With Malzahn calling offensive plays for the first time in more than two years, and the Tigers using an up-tempo game plan, they set an SEC record for points in a bowl game. Malzahn plans on calling plays again next season, with new offensive coordinator/quarterbacks coach Kenny Dillingham assisting him.

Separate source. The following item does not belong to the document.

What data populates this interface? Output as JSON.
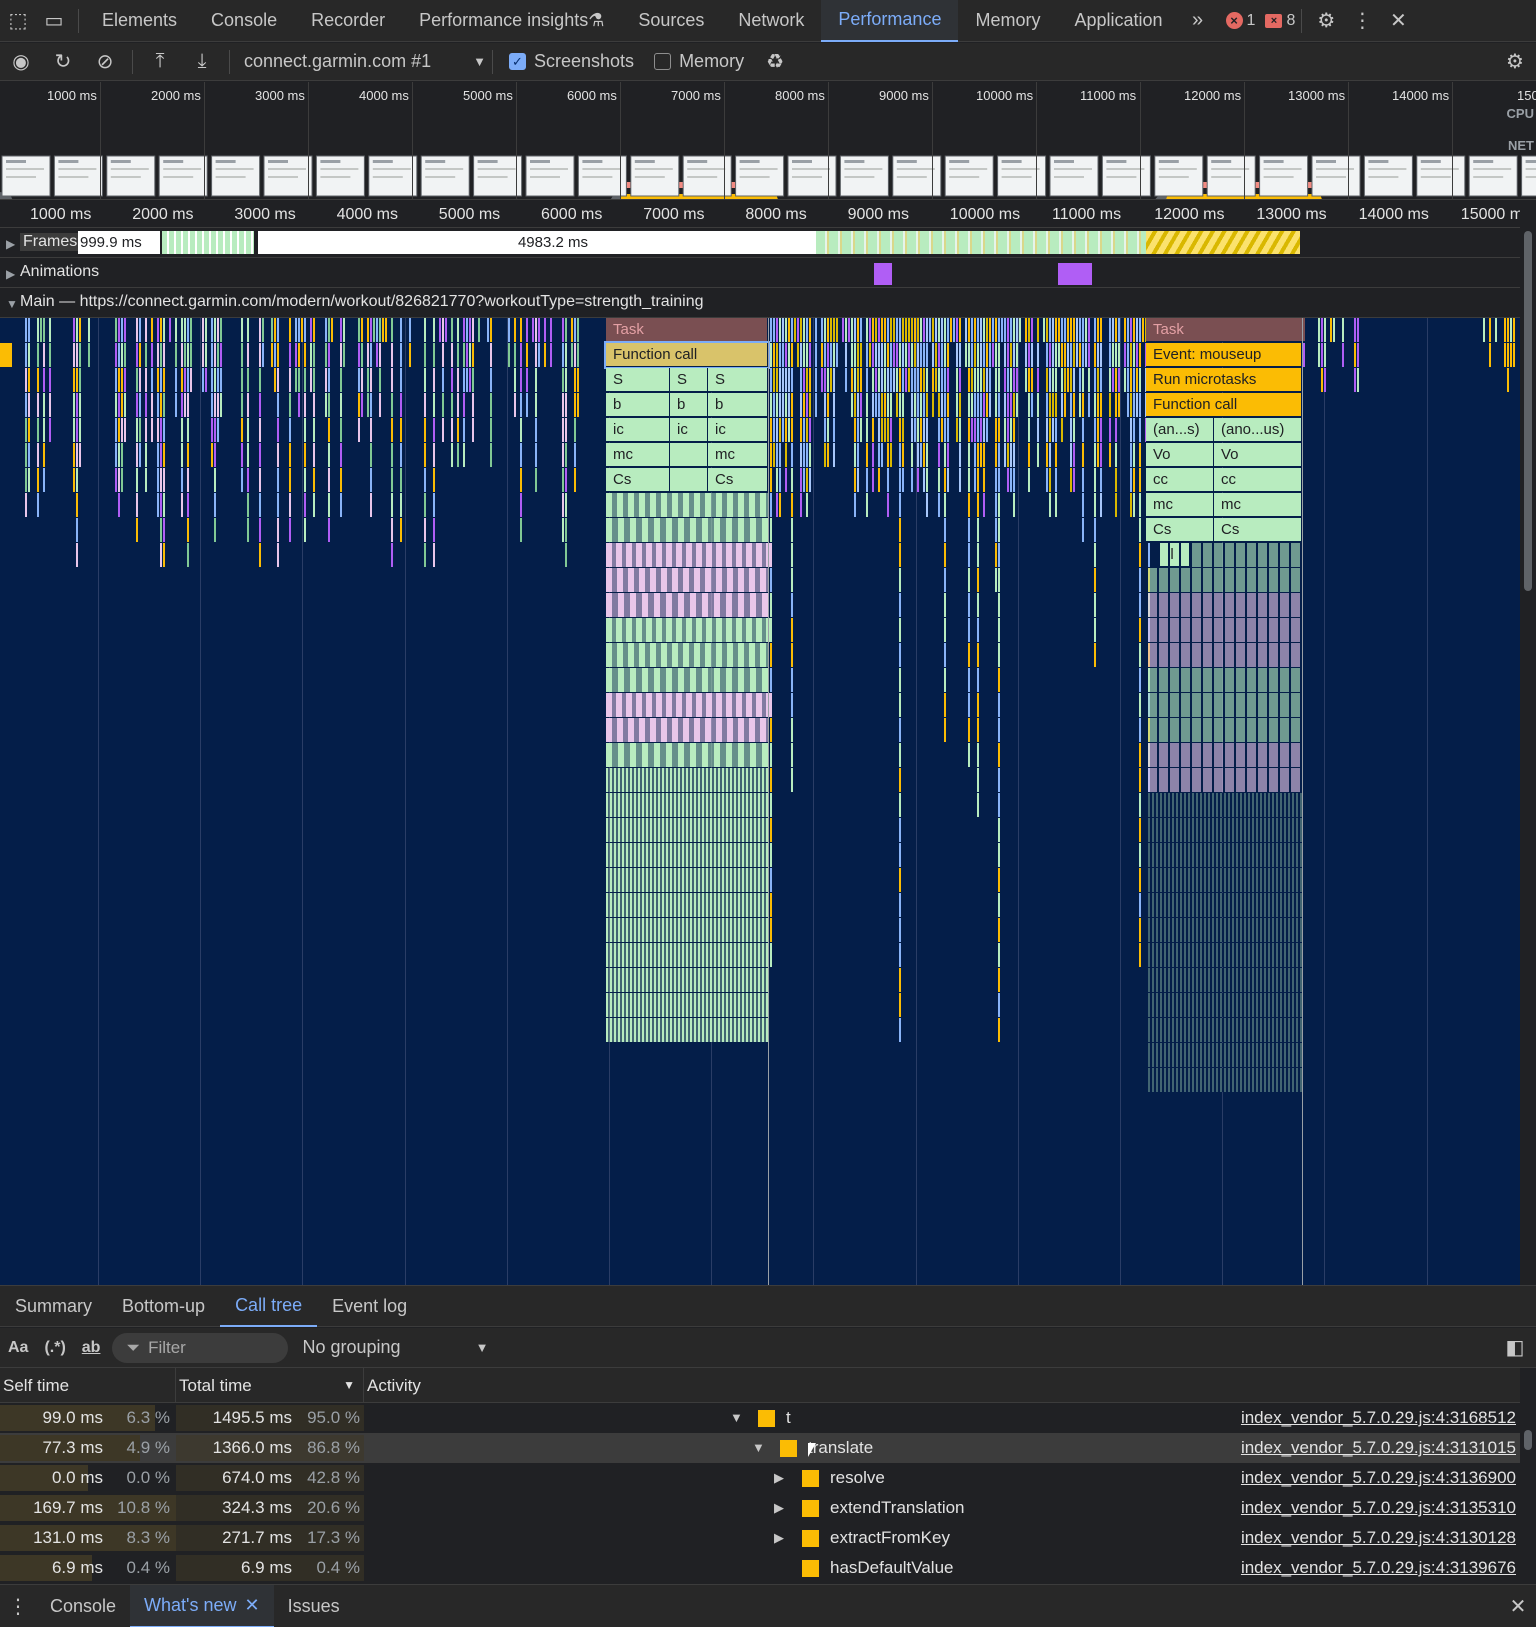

The Tigers will have to find a new quarterback after Stidham announced he’s entering the NFL draft. Auburn is in the market for a graduate transfer, and incoming freshman Bo Nix was the No. 4 pocket passer in the ESPN 300.

Auburn’s defense received a big boost when star junior defensive tackle Derrick Brown decided to return in 2019. The 6-foot-5, 325-pound Brown had 45 tackles and 3.5 sacks in 2018.

Auburn’s 2019 schedule is again among the most difficult in the FBS. The Tigers open the season against Oregon in Dallas, play SEC road games at Texas A&M, Florida and LSU, and play Georgia and Alabama at home.


2018 record: 4-8, 3-6 Big Ten

Returning starters: seven offense, six defense, two special teams.

Key losses: WR Stanley Morgan Jr., RB Devine Ozigbo, LB Dedrick Young II, LB Luke Gifford, S Aaron Williams, S Tre Neal

Outlook: It was a painful yet rewarding first season for Scott Frost as coach of his alma mater. The Cornhuskers lost their first six games, but they won four of their last six and nearly beat Northwestern, Ohio State and Iowa on the road.

Freshman quarterback Adrian Martinez gives the Cornhuskers plenty of hope for the future. He passed for 2,617 yards with 17 touchdowns while running for 629 with eight scores. He’ll miss leading receiver Morgan and leading rusher Ozigbo.

Defensively, Nebraska will lose four of its top five tacklers, including two linebackers and two safeties.

Next season, Nebraska plays Ohio State, Northwestern, Wisconsin and Iowa at home and doesn’t play Michigan, Michigan State or Penn State in the regular season.


2018 record: 11-2

Returning starters: seven offense, six defense, zero special teams.

Key losses: FB Darnell Woolfolk, C Bryce Holland, OT Austin Schuffert, LB James Nachtigal, S James Gibson, LB Chandler Ramirez, LB Kenneth Brinson

Outlook: The Black Knights enjoyed one of the most remarkable seasons in the 125-year history of the program. They won 11 games for the first time, took Oklahoma to the wire before falling in overtime and blasted Houston 70-14 in the Lockheed Martin Armed Forces Bowl, tying the FBS record for the most lopsided result in a bowl game.

Army has been fortunate to keep coach Jeff Monken around, and he’ll have a team capable of winning 10 or more games again in 2019. Quarterback Kelvin Hopkins Jr., who became the first Army player to run and pass for more than 1,000 yards in a season, will be back to lead the offense. Woolfolk, who ran for 885 yards, and Holland, the leader of the offensive line, are significant losses.

Army is in the market for a new defensive coordinator with Jay Bateman, a Broyles Award finalist, leaving for North Carolina. The Black Knights will miss Nachtigal, their leading tackler, but a solid corps is returning.

Army opens the 2019 season against Rice and plays at Michigan the following week.